Aantrekkelijkheid is wat mensen aantrekkelijk vinden op elke plaats en op elk tijdstip. Wat mensen mooi vinden, verschilt per cultuur. Vaak vallen we op mensen met een symmetrisch gezicht.

Evolutionair psychologen denken dat je op aantrekkelijke mensen valt om zo goede nakomelingen te produceren. Mooi zijn staat voor gezondheid, jeugdigheid en vruchtbaarheid. Steeds meer mensen laten iets aan hun lichaam doen door bijvoorbeeld plastische chirurgie.

Hoe verliefder een vrouw op een man is, hoe fysiek aantrekkelijker ze hem vindt. Hoe verliefder mensen samen zijn, hoe minder aantrekkelijk ze iedereen vinden van het tegengestelde geslacht.

Gelijkheid versus aanvullendheid

Vrienden, koppels en echtgenoten delen vaak dezelfde attitudes. Hoe meer man en vrouw op elkaar lijken, hoe kleiner de kans op een scheiding.

In hoeverre gelijkheid belangrijk is, verschilt per cultuur. Ook is het voor meisjes net iets belangrijker dan voor jongens.

Mensen vinden degenen leuk die hetzelfde denken als zij, maar ook die hetzelfde doen als zij.

Ongelijke attitudes zorgen dat je iemand minder mag, dan degenen die dezelfde attitudes hebben als jij. Wanneer een groep een andere groep ziet als mensen die anders praten, anders leven en anders denken, is er een grote kans op een conflict.

Soms wordt gedacht dat tegenpolen elkaar aantrekken, en dat de een de ander aanvult. Uit onderzoek is gebleken dat toch gelijkheid meer aantrekt dan tegenpolen.

Leuk vinden van degene die ons ook leuk vinden

Wanneer je iemand leuk vindt, zal diegene jou ook leuk vinden. Dit komt door het ‘’reciprocity principle’’: de neiging om iets terug te doen als je iets krijgt.

We zijn zeer gevoelig voor kritiek. Negatieve informatie wordt beter onthouden dan positieve informatie en heeft dus meer invloed.

Soms zijn complimenten niet helemaal gemeend, of zijn mensen te geïnteresseerd in je. Dit kan zorgen dat mensen diegene slijmerig vinden en juist minder leuk vinden.

Mensen met een hoger zelfvertrouwen zullen sneller op iemand afstappen dan mensen met een laag zelfvertrouwen. Laag zelfvertrouwen zorgt er ook voor dat mensen niet beseffen hoeveel hun partner hun waardeert.

Conditionering

Evaluatieve conditionering = we vinden iemand leuk die we associëren met iets leuks en we vinden iemand niet leuk als we diegene associëren met iets wat we niet leuk vinden. Als je wilt dat een relatie het lang volhoudt, is het belangrijk dat je beide de relatie associeert met leuke dingen.
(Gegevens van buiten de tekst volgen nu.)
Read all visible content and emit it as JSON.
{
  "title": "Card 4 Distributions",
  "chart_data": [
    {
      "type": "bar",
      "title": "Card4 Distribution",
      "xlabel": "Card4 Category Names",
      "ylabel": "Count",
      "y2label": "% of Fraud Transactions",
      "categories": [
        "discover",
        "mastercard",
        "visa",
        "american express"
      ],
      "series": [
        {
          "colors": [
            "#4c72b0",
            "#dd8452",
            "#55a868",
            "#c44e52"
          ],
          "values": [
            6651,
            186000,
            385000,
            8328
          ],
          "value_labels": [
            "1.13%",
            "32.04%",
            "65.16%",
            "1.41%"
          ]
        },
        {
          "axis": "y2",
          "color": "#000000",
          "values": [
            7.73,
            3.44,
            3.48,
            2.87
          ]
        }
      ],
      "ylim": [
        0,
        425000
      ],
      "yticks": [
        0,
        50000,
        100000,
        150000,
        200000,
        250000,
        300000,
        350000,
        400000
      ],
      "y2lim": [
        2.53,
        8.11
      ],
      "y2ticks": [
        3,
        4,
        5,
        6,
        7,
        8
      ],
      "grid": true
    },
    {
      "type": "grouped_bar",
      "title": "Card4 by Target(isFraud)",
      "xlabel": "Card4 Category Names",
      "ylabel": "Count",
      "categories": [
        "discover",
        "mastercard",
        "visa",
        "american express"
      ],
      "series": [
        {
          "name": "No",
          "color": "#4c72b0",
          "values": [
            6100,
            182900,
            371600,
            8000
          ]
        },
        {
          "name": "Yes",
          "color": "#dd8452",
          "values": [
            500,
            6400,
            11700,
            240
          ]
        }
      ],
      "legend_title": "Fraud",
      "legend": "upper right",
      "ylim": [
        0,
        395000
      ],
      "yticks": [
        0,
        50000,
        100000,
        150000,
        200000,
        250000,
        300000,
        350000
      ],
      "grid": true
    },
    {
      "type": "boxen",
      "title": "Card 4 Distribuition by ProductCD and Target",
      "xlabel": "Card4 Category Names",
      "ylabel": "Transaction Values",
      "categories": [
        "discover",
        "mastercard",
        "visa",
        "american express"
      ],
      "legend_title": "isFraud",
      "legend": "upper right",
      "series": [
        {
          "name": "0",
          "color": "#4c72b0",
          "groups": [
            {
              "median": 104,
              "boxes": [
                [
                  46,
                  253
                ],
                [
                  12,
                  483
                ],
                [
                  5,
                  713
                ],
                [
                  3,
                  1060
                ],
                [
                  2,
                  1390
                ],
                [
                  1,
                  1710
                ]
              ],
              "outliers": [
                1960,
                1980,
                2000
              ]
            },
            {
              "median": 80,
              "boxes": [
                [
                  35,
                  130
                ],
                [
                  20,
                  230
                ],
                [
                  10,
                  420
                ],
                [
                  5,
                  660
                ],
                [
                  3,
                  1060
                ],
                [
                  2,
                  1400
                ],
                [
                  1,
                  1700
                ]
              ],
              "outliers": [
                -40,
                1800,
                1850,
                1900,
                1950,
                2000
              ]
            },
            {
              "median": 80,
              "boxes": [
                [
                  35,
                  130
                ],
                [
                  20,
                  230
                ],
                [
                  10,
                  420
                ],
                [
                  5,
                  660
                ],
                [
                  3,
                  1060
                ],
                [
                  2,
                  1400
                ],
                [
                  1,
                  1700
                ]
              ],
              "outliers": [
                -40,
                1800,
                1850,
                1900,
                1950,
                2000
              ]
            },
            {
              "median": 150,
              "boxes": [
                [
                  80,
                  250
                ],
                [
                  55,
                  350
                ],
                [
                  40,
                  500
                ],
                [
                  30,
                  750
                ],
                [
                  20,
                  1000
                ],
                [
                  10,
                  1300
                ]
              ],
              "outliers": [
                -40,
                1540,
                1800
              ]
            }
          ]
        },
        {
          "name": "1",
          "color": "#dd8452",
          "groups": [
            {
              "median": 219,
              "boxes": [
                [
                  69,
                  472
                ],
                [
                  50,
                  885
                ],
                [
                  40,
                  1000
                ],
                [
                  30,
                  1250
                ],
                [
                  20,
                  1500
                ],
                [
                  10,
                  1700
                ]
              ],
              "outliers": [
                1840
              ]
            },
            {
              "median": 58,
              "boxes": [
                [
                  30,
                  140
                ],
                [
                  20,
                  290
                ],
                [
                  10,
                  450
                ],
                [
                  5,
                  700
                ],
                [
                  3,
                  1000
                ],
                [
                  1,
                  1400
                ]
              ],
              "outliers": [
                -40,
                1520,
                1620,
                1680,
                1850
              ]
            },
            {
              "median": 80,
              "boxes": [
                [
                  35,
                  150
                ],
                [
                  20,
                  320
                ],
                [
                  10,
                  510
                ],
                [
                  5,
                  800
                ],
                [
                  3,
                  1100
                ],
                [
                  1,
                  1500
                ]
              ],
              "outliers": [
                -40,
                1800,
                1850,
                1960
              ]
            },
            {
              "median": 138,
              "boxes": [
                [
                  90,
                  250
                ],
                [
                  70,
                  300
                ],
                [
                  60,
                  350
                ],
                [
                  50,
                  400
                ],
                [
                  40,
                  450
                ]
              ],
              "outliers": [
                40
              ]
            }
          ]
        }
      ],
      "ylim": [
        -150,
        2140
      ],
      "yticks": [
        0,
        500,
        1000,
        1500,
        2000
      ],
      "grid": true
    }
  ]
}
We vinden mensen leuker in een fijne situatie dan in een oncomfortabele situatie, bijvoorbeeld in een erg warme kamer.

Wat zorgt dus voor aantrekkingskracht?

  • Nabijheid
  • Aantrekkelijkheid
  • Gelijkheid
  • Aardig gevonden worden
  • Andere kenmerken

 

Wat is liefde?

Gepassioneerde liefde

Psycholoog Robert Sternberg ziet liefde als een driehoek, bestaande uit drie componenten:

  • Passie
  • Intimiteit
  • Toewijding

In alle vormen van liefde komt begrip voor de ander voor, steun je elkaar en geniet je van elkaars gezelschap. Bij gepassioneerde liefde uit je de liefde fysiek. Het is emotioneel, opwindend en intens. Er is een zekere mate van arousal aanwezig.

De twee-factor-theorie van Schachter zegt dat de waarneming van onze emoties op 2 kenmerken is gebaseerd. Eerst evalueren we de omgeving om te kijken welke emotie we op dat moment ervaren. De arousal zegt ons hoe heftig de emotie is.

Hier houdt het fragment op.